For the CEO: 9 Fatal Assumptions About Marketing Personnel
Let’s face it, wondering whether you have the right marketing personnel, or justification for marketing spend is a difficult question to answer. The ROI of marketing, from payroll for this position to marketing budget allocation, is easy to obsess over when revenue targets are at risk, or operational costs are being examined.
Some roles within the organization are easy to justify. Take for example, the sales staff. Justifying the operational cost of having sales staff on the payroll is easier math. Where marketing talent/operational costs get difficult to justify, is when these costs are not directly or overtly tied to revenue. Whether you are looking for a senior-level marketing executive, or a marketing administrator who can take direction, or questioning whether your existing talent is the right person for the job, having a clear understanding of what marketing should be doing will help.

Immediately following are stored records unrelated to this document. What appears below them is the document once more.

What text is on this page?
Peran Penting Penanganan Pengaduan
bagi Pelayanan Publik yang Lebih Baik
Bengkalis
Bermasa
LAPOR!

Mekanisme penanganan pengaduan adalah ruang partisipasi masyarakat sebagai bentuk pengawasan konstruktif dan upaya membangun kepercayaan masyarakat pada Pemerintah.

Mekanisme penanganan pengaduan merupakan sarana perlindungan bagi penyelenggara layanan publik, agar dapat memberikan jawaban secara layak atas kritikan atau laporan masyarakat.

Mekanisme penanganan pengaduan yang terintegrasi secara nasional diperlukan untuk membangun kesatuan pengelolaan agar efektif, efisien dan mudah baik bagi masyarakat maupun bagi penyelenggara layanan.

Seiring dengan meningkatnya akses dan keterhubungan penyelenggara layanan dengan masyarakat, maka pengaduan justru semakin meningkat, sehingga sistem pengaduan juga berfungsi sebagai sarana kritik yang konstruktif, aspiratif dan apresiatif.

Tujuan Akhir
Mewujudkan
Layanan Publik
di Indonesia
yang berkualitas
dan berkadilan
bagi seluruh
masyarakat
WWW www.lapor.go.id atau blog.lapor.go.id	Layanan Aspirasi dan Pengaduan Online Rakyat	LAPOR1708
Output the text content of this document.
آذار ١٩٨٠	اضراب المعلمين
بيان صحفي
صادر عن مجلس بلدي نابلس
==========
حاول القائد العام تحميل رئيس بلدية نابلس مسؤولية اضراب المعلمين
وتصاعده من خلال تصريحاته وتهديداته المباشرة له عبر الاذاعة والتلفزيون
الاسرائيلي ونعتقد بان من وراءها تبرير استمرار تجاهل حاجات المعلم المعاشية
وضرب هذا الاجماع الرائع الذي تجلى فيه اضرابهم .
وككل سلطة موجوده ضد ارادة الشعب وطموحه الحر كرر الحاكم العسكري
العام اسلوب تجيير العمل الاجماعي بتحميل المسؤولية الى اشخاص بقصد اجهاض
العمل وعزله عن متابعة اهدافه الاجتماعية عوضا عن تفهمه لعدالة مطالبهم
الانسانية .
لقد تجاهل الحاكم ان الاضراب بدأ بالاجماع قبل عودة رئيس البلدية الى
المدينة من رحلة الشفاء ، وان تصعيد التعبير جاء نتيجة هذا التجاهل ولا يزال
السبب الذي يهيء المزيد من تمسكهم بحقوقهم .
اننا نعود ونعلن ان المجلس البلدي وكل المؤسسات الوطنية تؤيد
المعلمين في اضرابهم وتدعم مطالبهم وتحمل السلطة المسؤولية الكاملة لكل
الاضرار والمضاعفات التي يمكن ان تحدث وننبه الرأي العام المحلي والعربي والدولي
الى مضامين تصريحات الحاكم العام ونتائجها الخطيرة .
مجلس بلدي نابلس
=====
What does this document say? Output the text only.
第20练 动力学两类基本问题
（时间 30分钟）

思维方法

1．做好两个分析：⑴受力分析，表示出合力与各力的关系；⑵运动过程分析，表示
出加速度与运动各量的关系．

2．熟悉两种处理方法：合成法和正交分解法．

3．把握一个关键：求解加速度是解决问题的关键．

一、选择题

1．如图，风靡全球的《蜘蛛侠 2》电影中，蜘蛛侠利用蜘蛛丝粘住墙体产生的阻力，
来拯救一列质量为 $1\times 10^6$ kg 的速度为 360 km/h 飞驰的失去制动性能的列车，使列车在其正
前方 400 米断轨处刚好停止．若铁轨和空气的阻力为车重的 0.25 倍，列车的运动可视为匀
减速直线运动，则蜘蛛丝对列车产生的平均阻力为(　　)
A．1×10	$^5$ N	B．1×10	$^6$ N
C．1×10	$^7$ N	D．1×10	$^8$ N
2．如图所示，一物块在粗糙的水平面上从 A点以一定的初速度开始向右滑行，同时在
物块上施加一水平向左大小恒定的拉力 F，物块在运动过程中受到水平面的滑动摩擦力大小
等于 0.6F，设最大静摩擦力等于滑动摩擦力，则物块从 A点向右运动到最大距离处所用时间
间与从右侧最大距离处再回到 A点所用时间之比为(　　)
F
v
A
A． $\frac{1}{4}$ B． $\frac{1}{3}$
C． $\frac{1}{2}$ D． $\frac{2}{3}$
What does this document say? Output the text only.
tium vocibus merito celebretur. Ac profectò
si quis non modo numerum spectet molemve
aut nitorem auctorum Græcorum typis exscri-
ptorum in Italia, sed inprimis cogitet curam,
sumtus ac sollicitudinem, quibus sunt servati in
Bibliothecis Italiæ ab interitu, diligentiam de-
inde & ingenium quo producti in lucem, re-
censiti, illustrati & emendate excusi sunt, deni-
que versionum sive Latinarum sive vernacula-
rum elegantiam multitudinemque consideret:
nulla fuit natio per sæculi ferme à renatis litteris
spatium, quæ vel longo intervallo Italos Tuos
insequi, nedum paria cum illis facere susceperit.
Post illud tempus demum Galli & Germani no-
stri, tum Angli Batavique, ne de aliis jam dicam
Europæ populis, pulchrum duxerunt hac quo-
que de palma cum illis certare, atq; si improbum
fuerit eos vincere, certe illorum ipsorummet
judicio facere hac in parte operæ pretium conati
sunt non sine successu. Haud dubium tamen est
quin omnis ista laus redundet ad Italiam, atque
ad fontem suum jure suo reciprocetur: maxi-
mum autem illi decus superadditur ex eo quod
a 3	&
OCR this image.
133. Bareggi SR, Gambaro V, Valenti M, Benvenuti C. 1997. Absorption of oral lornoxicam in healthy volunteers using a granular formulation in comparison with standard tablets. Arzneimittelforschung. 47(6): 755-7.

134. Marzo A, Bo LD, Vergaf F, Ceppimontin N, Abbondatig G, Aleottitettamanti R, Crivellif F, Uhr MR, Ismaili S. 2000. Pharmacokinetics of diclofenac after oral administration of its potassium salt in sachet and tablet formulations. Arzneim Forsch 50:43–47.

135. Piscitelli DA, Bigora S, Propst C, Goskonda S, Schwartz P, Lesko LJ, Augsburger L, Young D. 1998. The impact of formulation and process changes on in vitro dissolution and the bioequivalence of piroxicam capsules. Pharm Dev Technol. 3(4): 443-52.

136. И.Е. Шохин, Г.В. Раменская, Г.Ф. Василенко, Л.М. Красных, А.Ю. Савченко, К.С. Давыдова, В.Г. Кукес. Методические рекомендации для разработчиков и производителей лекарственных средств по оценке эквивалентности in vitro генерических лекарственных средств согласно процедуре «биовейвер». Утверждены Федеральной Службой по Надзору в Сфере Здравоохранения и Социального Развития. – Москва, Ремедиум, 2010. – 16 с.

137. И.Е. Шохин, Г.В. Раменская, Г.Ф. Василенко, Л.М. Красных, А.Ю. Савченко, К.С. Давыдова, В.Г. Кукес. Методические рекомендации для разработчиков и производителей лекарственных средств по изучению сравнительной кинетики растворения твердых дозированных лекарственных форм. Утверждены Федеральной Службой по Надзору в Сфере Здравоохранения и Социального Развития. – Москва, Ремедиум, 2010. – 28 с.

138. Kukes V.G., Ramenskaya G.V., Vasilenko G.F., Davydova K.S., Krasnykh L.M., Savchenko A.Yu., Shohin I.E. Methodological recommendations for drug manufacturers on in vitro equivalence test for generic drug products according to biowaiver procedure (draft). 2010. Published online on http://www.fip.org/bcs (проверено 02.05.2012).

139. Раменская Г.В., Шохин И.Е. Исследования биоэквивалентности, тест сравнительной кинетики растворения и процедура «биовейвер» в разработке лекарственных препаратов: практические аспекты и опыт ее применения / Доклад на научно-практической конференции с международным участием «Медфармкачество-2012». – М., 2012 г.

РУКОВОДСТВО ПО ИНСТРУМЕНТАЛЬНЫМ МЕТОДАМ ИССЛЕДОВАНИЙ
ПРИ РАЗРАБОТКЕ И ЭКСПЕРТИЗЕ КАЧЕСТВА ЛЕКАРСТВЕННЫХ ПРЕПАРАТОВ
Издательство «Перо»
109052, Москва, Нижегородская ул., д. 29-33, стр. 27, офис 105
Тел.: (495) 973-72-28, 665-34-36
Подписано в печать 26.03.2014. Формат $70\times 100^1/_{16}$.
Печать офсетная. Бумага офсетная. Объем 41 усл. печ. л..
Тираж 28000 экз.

There is common, yet fatal assumptions firm leaders make when hiring or evaluating marketing personnel. Getting clarity around their expertise, versus assuming they have the skills that accompany these baseline requirements for the marketing job, is a great place to start. This evaluation will illuminate whether you have the marketing talent your firm needs in order to get where you want to grow.
9 Fatal Assumptions about Marketing Personnel
They are experts in lead generation.
They collaborate regularly with the sales staff.
They know how to build, promote, and preserve your brand.
They know how to build a marketing plan and budget.
They know how to optimize your website and handle digital marketing.
They have a social media strategy.
They know your ideal target market better than anyone in your firm and know where to find leads with these ideal characteristics.
They follow a plan and will remain agile to pivot quickly if needed.
They know your firm’s revenue target and can articulate how many Marketing Qualified Leads they need to produce to ensure your firm has a shot at hitting the revenue target.